In Missouri, you are allowed under the right set of circumstances to pursue a claim for punitive damages. In Kansas, there are no punitive damages offered. However, the punitive damages are recoverable as part of what is called a survival action and that is for any pain and suffering that loved ones experienced before someone passes away. You are able to assert a punitive damage claim for the survival action; you are not able, in Kansas, to pursue a punitive damage claim for wrongful death.
What is The Statute of Limitations for Filing a Wrongful Death Claim in Kansas and Missouri?

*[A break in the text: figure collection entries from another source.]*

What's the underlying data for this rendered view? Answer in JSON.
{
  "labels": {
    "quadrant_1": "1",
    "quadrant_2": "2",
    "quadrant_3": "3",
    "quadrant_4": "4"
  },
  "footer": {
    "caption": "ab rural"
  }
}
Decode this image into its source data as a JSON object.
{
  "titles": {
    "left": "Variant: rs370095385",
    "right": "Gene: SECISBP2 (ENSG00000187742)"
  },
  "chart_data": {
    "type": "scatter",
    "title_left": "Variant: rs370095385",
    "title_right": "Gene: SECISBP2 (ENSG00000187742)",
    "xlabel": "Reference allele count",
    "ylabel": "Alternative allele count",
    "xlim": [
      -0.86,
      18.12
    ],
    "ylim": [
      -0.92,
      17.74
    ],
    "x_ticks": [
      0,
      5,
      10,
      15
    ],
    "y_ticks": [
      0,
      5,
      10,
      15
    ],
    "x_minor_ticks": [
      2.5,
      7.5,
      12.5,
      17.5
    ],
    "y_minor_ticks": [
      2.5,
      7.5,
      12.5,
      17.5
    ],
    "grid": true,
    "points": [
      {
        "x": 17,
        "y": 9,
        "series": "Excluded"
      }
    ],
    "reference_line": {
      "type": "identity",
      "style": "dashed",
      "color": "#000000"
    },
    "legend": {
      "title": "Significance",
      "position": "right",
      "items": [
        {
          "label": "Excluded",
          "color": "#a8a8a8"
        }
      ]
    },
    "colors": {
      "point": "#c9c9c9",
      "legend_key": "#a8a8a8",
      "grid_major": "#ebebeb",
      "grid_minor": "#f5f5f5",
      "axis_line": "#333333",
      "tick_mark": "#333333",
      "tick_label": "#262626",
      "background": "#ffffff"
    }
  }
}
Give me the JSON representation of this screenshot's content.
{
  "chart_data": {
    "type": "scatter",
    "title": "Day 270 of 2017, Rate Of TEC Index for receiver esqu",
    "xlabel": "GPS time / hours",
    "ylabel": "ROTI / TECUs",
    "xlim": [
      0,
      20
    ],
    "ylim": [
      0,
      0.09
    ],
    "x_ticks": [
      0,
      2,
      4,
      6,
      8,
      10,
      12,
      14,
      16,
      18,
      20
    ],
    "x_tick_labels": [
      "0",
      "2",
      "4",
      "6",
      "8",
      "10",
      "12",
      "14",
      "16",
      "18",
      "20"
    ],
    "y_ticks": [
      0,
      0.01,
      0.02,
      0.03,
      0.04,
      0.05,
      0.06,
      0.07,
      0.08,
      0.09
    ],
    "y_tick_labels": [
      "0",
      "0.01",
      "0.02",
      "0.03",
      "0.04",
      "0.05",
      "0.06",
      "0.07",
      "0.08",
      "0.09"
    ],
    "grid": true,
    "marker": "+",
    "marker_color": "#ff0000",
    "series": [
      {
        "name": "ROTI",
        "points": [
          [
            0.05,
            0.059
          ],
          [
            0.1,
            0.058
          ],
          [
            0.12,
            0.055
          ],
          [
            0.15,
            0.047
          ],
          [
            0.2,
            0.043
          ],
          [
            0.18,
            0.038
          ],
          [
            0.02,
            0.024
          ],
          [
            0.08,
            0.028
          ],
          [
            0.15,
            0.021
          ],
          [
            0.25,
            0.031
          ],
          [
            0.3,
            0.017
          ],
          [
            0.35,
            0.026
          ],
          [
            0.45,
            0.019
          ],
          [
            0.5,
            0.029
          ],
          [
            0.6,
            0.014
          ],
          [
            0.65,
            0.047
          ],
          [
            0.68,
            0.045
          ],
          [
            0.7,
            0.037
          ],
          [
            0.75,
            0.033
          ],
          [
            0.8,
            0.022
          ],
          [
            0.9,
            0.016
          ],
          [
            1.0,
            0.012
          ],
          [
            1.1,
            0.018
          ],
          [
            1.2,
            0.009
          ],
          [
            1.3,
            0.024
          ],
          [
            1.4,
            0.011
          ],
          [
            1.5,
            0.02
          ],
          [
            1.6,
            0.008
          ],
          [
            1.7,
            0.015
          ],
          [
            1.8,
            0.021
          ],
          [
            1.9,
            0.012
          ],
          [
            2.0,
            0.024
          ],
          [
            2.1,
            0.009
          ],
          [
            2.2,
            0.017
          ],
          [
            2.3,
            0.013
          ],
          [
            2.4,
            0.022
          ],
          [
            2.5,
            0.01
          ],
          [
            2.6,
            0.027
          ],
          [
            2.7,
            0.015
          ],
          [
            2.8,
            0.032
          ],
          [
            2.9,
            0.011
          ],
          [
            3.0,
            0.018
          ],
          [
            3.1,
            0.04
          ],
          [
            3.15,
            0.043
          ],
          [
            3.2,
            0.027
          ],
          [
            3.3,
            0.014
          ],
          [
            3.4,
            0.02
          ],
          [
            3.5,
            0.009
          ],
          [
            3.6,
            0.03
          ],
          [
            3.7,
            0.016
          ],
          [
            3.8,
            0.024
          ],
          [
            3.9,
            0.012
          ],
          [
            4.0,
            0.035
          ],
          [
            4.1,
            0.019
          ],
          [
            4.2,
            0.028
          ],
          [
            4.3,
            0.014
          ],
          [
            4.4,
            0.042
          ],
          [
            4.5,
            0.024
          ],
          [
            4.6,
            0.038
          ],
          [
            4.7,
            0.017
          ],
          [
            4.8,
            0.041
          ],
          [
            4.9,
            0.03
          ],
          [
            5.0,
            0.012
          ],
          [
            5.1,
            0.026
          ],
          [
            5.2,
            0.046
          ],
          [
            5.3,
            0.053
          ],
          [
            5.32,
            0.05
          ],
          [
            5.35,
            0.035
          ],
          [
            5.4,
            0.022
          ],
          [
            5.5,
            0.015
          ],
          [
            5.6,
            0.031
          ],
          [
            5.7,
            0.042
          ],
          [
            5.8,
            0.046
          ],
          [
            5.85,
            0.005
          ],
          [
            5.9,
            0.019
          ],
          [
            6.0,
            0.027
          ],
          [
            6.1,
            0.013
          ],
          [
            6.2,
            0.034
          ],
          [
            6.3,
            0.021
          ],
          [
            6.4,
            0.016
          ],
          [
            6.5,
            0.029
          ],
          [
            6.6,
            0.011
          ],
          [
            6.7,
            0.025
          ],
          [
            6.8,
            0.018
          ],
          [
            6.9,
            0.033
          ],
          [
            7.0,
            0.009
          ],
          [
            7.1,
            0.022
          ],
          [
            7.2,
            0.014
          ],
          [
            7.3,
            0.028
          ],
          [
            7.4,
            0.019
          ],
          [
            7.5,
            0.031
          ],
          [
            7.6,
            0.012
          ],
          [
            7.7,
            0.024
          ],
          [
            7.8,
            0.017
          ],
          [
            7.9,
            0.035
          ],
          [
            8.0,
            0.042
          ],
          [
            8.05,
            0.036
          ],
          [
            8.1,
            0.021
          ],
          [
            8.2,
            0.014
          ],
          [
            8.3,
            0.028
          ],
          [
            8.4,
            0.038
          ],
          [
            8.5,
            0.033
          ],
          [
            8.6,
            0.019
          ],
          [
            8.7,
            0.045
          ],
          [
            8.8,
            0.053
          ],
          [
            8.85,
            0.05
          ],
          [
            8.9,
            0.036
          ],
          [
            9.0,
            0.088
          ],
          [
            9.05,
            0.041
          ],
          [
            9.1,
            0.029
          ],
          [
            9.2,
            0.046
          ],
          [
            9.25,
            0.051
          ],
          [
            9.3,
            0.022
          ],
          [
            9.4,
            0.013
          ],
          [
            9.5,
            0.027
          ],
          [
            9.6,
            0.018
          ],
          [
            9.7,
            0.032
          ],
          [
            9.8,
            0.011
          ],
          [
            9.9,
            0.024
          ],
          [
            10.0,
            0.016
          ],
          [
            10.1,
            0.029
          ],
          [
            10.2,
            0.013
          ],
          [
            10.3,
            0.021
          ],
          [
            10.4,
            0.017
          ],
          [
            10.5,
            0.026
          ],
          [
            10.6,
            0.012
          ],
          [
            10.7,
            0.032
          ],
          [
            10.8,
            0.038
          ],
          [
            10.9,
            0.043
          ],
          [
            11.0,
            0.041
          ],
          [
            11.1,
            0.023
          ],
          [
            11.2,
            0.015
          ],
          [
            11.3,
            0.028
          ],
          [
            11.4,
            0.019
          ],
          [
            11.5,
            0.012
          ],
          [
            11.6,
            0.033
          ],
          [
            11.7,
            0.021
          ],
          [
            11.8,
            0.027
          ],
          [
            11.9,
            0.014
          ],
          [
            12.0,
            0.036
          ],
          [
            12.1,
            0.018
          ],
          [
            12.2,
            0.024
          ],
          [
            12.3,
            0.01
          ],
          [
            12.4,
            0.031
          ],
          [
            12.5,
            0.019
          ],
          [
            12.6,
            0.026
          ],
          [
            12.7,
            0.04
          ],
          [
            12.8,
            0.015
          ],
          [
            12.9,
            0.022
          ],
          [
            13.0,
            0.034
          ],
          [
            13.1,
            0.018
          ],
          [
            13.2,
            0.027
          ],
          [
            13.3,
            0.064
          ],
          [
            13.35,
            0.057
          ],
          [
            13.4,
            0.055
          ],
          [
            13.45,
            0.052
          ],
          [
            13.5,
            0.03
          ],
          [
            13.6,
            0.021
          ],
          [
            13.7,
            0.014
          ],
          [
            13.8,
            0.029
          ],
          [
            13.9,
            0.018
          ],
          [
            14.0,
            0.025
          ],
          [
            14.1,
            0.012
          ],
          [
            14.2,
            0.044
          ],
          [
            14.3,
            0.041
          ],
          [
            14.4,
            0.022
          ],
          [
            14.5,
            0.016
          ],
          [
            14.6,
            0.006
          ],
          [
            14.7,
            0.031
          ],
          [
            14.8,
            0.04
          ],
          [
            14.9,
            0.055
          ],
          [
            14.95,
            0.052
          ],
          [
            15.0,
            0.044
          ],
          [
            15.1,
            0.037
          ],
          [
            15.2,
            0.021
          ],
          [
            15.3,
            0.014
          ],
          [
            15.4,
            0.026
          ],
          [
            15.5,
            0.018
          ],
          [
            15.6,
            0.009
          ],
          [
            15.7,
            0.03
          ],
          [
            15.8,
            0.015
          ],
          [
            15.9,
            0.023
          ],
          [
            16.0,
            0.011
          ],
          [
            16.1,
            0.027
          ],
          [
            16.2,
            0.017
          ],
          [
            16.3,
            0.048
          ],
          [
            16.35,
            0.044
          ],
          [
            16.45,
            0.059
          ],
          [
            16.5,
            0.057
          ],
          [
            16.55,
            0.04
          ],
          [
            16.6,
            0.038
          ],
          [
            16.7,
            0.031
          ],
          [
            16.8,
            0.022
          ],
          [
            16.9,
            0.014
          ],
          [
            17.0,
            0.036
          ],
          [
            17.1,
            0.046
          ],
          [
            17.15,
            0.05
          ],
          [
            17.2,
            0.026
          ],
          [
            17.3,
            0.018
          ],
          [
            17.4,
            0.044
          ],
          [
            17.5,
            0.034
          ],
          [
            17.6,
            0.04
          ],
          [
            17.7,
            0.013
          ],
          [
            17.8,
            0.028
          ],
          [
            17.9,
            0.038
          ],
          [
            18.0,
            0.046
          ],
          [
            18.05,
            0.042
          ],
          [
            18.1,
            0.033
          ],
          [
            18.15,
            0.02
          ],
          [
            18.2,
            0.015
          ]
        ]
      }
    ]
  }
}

Generally speaking, in Kansas, the statute of limitations on a wrongful death claim is two years where in Missouri it is three years.
How Are the Damages Awarded in A Wrongful Death Lawsuit Divided Amongst Multiple Heirs?
Each case for each state is different, but in Kansas and Missouri, both states are governed by their respective statute, and the statute lays out which heirs are entitled to recover. From there, the court looks at the nature of each relationship. They look at whether somebody was dependent on a particular person for such things, such as economic care or economic benefit, and determine which heir and how the money will be apportioned. Most of the time, the family comes in as a collective group.
Generally, in my experience, when somebody passes away, the heirs come in as a family. I will sit down and speak with them about these topics, including specifics as to how the proceeds from any claim or lawsuit would be apportioned between them. Most times, an agreement is made upfront as to how the proceeds would be distributed or split between each of the heirs. If that is not a viable agreement, then the courts will take a look at the nature of the relationships between the heirs and the decedent.
Do The Heirs Ever Hire Separate Attorneys in A Wrongful Death Suit?
Yes, many time heirs will retain their own personal attorneys. If there is not an acceptable agreement amongst the heirs, then one attorney may not represent all of them, and they must all come to an agreement to the terms of the claim. One attorney cannot properly protect the rights of everybody. If they are representing everyone, and none of the heirs are agreeing with each other, it causes a conflict of interest. Then the process is handled by only representing their respective client. It does happen from time to time where heirs have separate attorneys. That, fortunately, has not been my experience on most cases.